Shuffle and switch up your furnishings to redecorate and rejuvenate your home this spring!
The change in seasons often brings about the need for change across many aspects of our lives. Spending the winter cooped up inside may have you ready to redecorate the space you've been stuck staring at over the last few months. Breathing new life into your home may not be in the budget every spring but working with your existing decor is an easy, cost-effective way to update your space. Your home may be full of furniture you've had forever but is it living up to its full potential?
For most of us, it's all too easy to push our furniture against the wall without a second thought. While this might make sense for some spaces, it's not the only way to arrange couches, beds or benches and, with a little creativity, you can create a more functional and aesthetically pleasing space and freshen up your home.
“When you are starting off with a completely blank space, decide what the room is going to be used for: a family room, piano room, conversation area, reading room, or a TV room,” says Laura Grist, principal at Laura Grist Interior Design. “Some rooms have to double as both a family room and an office, so decide how many functions your room has to manage.”

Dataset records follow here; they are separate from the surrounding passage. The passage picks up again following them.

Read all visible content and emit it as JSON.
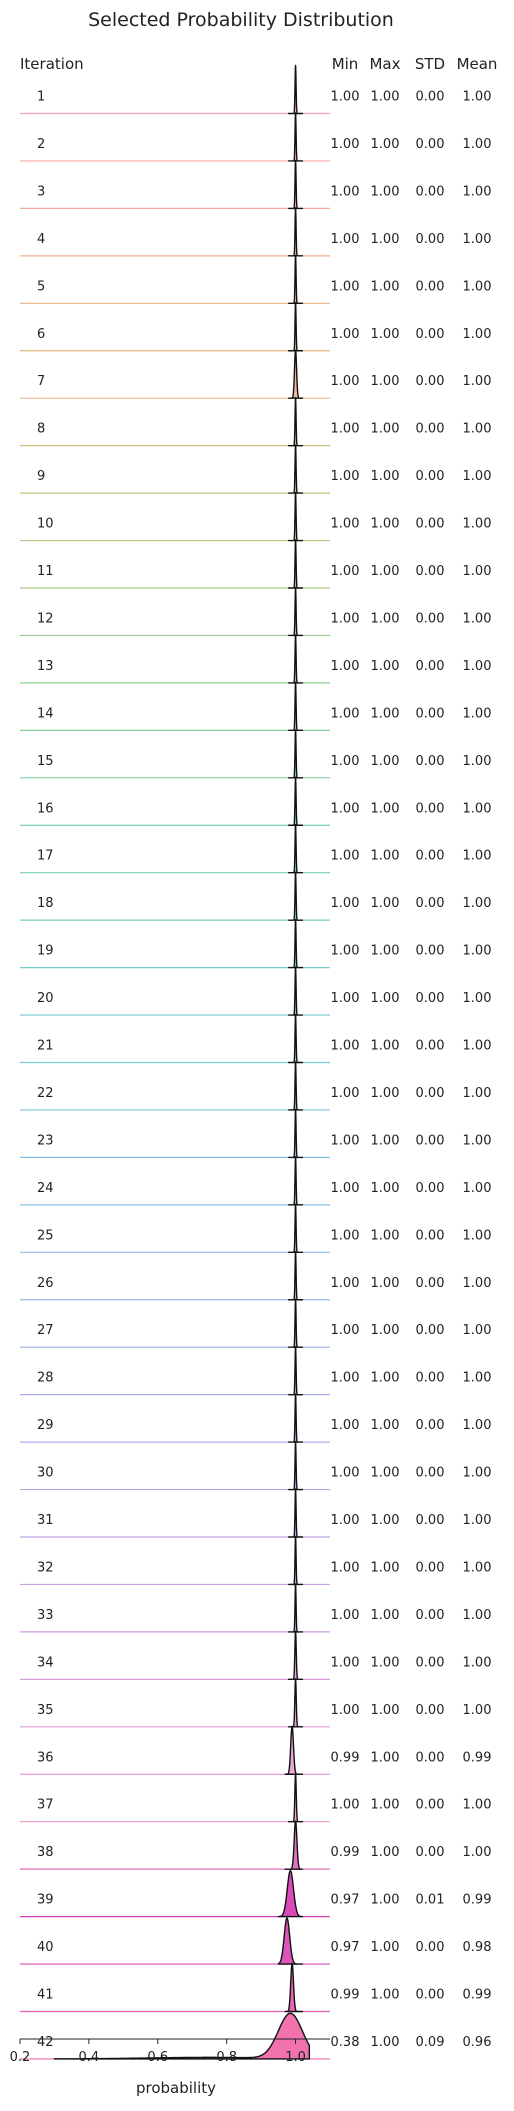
{
  "chart_data": {
    "type": "ridgeline",
    "title": "Selected Probability Distribution",
    "xlabel": "probability",
    "ylabel": "Iteration",
    "xlim": [
      0.2,
      1.1
    ],
    "xticks": [
      "0.2",
      "0.4",
      "0.6",
      "0.8",
      "1.0"
    ],
    "xtick_values": [
      0.2,
      0.4,
      0.6,
      0.8,
      1.0
    ],
    "grid": false,
    "stat_headers": [
      "Min",
      "Max",
      "STD",
      "Mean"
    ],
    "rows": [
      {
        "iteration": "1",
        "min": "1.00",
        "max": "1.00",
        "std": "0.00",
        "mean": "1.00",
        "color": "#f6a5b4",
        "spread": 0.0015
      },
      {
        "iteration": "2",
        "min": "1.00",
        "max": "1.00",
        "std": "0.00",
        "mean": "1.00",
        "color": "#f5a7a6",
        "spread": 0.0015
      },
      {
        "iteration": "3",
        "min": "1.00",
        "max": "1.00",
        "std": "0.00",
        "mean": "1.00",
        "color": "#f3aa9a",
        "spread": 0.0015
      },
      {
        "iteration": "4",
        "min": "1.00",
        "max": "1.00",
        "std": "0.00",
        "mean": "1.00",
        "color": "#f0ad8c",
        "spread": 0.0015
      },
      {
        "iteration": "5",
        "min": "1.00",
        "max": "1.00",
        "std": "0.00",
        "mean": "1.00",
        "color": "#e9b382",
        "spread": 0.0015
      },
      {
        "iteration": "6",
        "min": "1.00",
        "max": "1.00",
        "std": "0.00",
        "mean": "1.00",
        "color": "#dfb97d",
        "spread": 0.0015
      },
      {
        "iteration": "7",
        "min": "1.00",
        "max": "1.00",
        "std": "0.00",
        "mean": "1.00",
        "color": "#f0b08e",
        "spread": 0.003
      },
      {
        "iteration": "8",
        "min": "1.00",
        "max": "1.00",
        "std": "0.00",
        "mean": "1.00",
        "color": "#cdbf7e",
        "spread": 0.0015
      },
      {
        "iteration": "9",
        "min": "1.00",
        "max": "1.00",
        "std": "0.00",
        "mean": "1.00",
        "color": "#c4c47e",
        "spread": 0.0015
      },
      {
        "iteration": "10",
        "min": "1.00",
        "max": "1.00",
        "std": "0.00",
        "mean": "1.00",
        "color": "#b8c77f",
        "spread": 0.0015
      },
      {
        "iteration": "11",
        "min": "1.00",
        "max": "1.00",
        "std": "0.00",
        "mean": "1.00",
        "color": "#aac983",
        "spread": 0.0015
      },
      {
        "iteration": "12",
        "min": "1.00",
        "max": "1.00",
        "std": "0.00",
        "mean": "1.00",
        "color": "#9ccc88",
        "spread": 0.0015
      },
      {
        "iteration": "13",
        "min": "1.00",
        "max": "1.00",
        "std": "0.00",
        "mean": "1.00",
        "color": "#8fce8f",
        "spread": 0.0015
      },
      {
        "iteration": "14",
        "min": "1.00",
        "max": "1.00",
        "std": "0.00",
        "mean": "1.00",
        "color": "#85cf99",
        "spread": 0.0015
      },
      {
        "iteration": "15",
        "min": "1.00",
        "max": "1.00",
        "std": "0.00",
        "mean": "1.00",
        "color": "#7fd0a3",
        "spread": 0.0015
      },
      {
        "iteration": "16",
        "min": "1.00",
        "max": "1.00",
        "std": "0.00",
        "mean": "1.00",
        "color": "#7ad0ad",
        "spread": 0.0015
      },
      {
        "iteration": "17",
        "min": "1.00",
        "max": "1.00",
        "std": "0.00",
        "mean": "1.00",
        "color": "#77cfb7",
        "spread": 0.0015
      },
      {
        "iteration": "18",
        "min": "1.00",
        "max": "1.00",
        "std": "0.00",
        "mean": "1.00",
        "color": "#76cec0",
        "spread": 0.0015
      },
      {
        "iteration": "19",
        "min": "1.00",
        "max": "1.00",
        "std": "0.00",
        "mean": "1.00",
        "color": "#76ccc8",
        "spread": 0.0015
      },
      {
        "iteration": "20",
        "min": "1.00",
        "max": "1.00",
        "std": "0.00",
        "mean": "1.00",
        "color": "#78cad0",
        "spread": 0.0015
      },
      {
        "iteration": "21",
        "min": "1.00",
        "max": "1.00",
        "std": "0.00",
        "mean": "1.00",
        "color": "#7bc8d6",
        "spread": 0.0015
      },
      {
        "iteration": "22",
        "min": "1.00",
        "max": "1.00",
        "std": "0.00",
        "mean": "1.00",
        "color": "#7fc5dc",
        "spread": 0.0015
      },
      {
        "iteration": "23",
        "min": "1.00",
        "max": "1.00",
        "std": "0.00",
        "mean": "1.00",
        "color": "#84c2e1",
        "spread": 0.0015
      },
      {
        "iteration": "24",
        "min": "1.00",
        "max": "1.00",
        "std": "0.00",
        "mean": "1.00",
        "color": "#8abfe5",
        "spread": 0.0015
      },
      {
        "iteration": "25",
        "min": "1.00",
        "max": "1.00",
        "std": "0.00",
        "mean": "1.00",
        "color": "#90bbe8",
        "spread": 0.0015
      },
      {
        "iteration": "26",
        "min": "1.00",
        "max": "1.00",
        "std": "0.00",
        "mean": "1.00",
        "color": "#97b7ea",
        "spread": 0.0015
      },
      {
        "iteration": "27",
        "min": "1.00",
        "max": "1.00",
        "std": "0.00",
        "mean": "1.00",
        "color": "#9fb3ec",
        "spread": 0.0015
      },
      {
        "iteration": "28",
        "min": "1.00",
        "max": "1.00",
        "std": "0.00",
        "mean": "1.00",
        "color": "#a7afed",
        "spread": 0.0015
      },
      {
        "iteration": "29",
        "min": "1.00",
        "max": "1.00",
        "std": "0.00",
        "mean": "1.00",
        "color": "#afabed",
        "spread": 0.0015
      },
      {
        "iteration": "30",
        "min": "1.00",
        "max": "1.00",
        "std": "0.00",
        "mean": "1.00",
        "color": "#b7a7ec",
        "spread": 0.0015
      },
      {
        "iteration": "31",
        "min": "1.00",
        "max": "1.00",
        "std": "0.00",
        "mean": "1.00",
        "color": "#c0a3ea",
        "spread": 0.0015
      },
      {
        "iteration": "32",
        "min": "1.00",
        "max": "1.00",
        "std": "0.00",
        "mean": "1.00",
        "color": "#c8a0e7",
        "spread": 0.0015
      },
      {
        "iteration": "33",
        "min": "1.00",
        "max": "1.00",
        "std": "0.00",
        "mean": "1.00",
        "color": "#d09ee3",
        "spread": 0.0015
      },
      {
        "iteration": "34",
        "min": "1.00",
        "max": "1.00",
        "std": "0.00",
        "mean": "1.00",
        "color": "#d89cde",
        "spread": 0.002
      },
      {
        "iteration": "35",
        "min": "1.00",
        "max": "1.00",
        "std": "0.00",
        "mean": "1.00",
        "color": "#df9ad8",
        "spread": 0.002
      },
      {
        "iteration": "36",
        "min": "0.99",
        "max": "1.00",
        "std": "0.00",
        "mean": "0.99",
        "color": "#e59ad2",
        "spread": 0.004
      },
      {
        "iteration": "37",
        "min": "1.00",
        "max": "1.00",
        "std": "0.00",
        "mean": "1.00",
        "color": "#ea9acb",
        "spread": 0.002
      },
      {
        "iteration": "38",
        "min": "0.99",
        "max": "1.00",
        "std": "0.00",
        "mean": "1.00",
        "color": "#e06ab9",
        "spread": 0.004
      },
      {
        "iteration": "39",
        "min": "0.97",
        "max": "1.00",
        "std": "0.01",
        "mean": "0.99",
        "color": "#d73fb6",
        "spread": 0.009
      },
      {
        "iteration": "40",
        "min": "0.97",
        "max": "1.00",
        "std": "0.00",
        "mean": "0.98",
        "color": "#d94cb6",
        "spread": 0.008
      },
      {
        "iteration": "41",
        "min": "0.99",
        "max": "1.00",
        "std": "0.00",
        "mean": "0.99",
        "color": "#e65fb0",
        "spread": 0.004
      },
      {
        "iteration": "42",
        "min": "0.38",
        "max": "1.00",
        "std": "0.09",
        "mean": "0.96",
        "color": "#f06aa8",
        "spread": 0.03
      }
    ]
  }
}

Before you begin lugging that couch across your living room, pull out a tape measure and do some preliminary planning. Mapping out your room will save you some heavy lifting and allow you to explore all options without moving any furniture. Drawing a floor plan will show you what fits where and perhaps spark several new ideas that wouldn't otherwise have been obvious.
Instantly update a room by eliminating one piece of furniture. This automatically opens up the room, provides more living space and offers you other options for styling the remaining furnishings. Keep in mind that having a couch, a loveseat, ottomans and end tables doesn't mean you need to have them all in the same room; it's okay to skip certain pieces of furniture if they don't suit your space.
While it's most tempting to add more to a room to update its look, subtracting furniture can make a space look larger, especially if pieces are decorative, unnecessary or could be put to better use in another room. If your bedroom closet is large enough, consider moving your dresser inside it. If you have a bookshelf holding clutter more than it does books, try it in an office or guest room instead of your main living area.
Is your room too symmetrical? Or not symmetrical enough? A simple swap of chairs or lamps may be all you need to bring balance back to your room or add visual interest.
Is your living room uninviting? Create comfortable groupings of furniture by pushing seating closer together around a natural focal point. Whether it's around a fireplace, television or set of windows, you can reposition your furniture so you are drawn into the space.
“When you walk into a room and there is the back of the couch facing the entrance, it feels like you are not welcome in the space,” says Grist. “By having an opening into the room that allows you ease of access to any of the furniture for sitting, it makes the room much more welcoming.”
You may think you're stuck with the only setup you've ever known but what about moving furniture between rooms? Those nightstands in your guest room that never get used may make the perfect end tables in your living room. Or an underused armchair may be just the type of seating you could use in that corner of your bedroom. While it may not seem like a quick game of musical chairs will give you the update you've been hoping for, think about your house as a whole instead of just redecorating room-by-room. Your options can instantly increase by mixing pieces all throughout your house.
For instance, the space behind your sofa doesn't require a sofa table; shelving, a credenza, a desk or a breakfast nook are all useful alternatives that may not have been in your first floor plan. Similarly, a dresser doesn't only belong in a bedroom. Dressers can be functional and decorative in offices, kitchens, TV rooms or entryways. By ignoring the obvious use of a piece, you may find a more useful place for it.
“One of the most common problems I find when trying to rearrange peoples furniture is the complaint “that’s not where the plug is/cable/stereo output is!”
Remember, moving an existing cable for the TV is not that difficult, pretend there are no constraints as to where things go for the perfect placement,” Grist says.
Rearranging your existing furniture can create a whole new room without the financial investment in new pieces. A quick change of chairs or a new use for an old piece may be the fresh start you and your furnishings need this spring.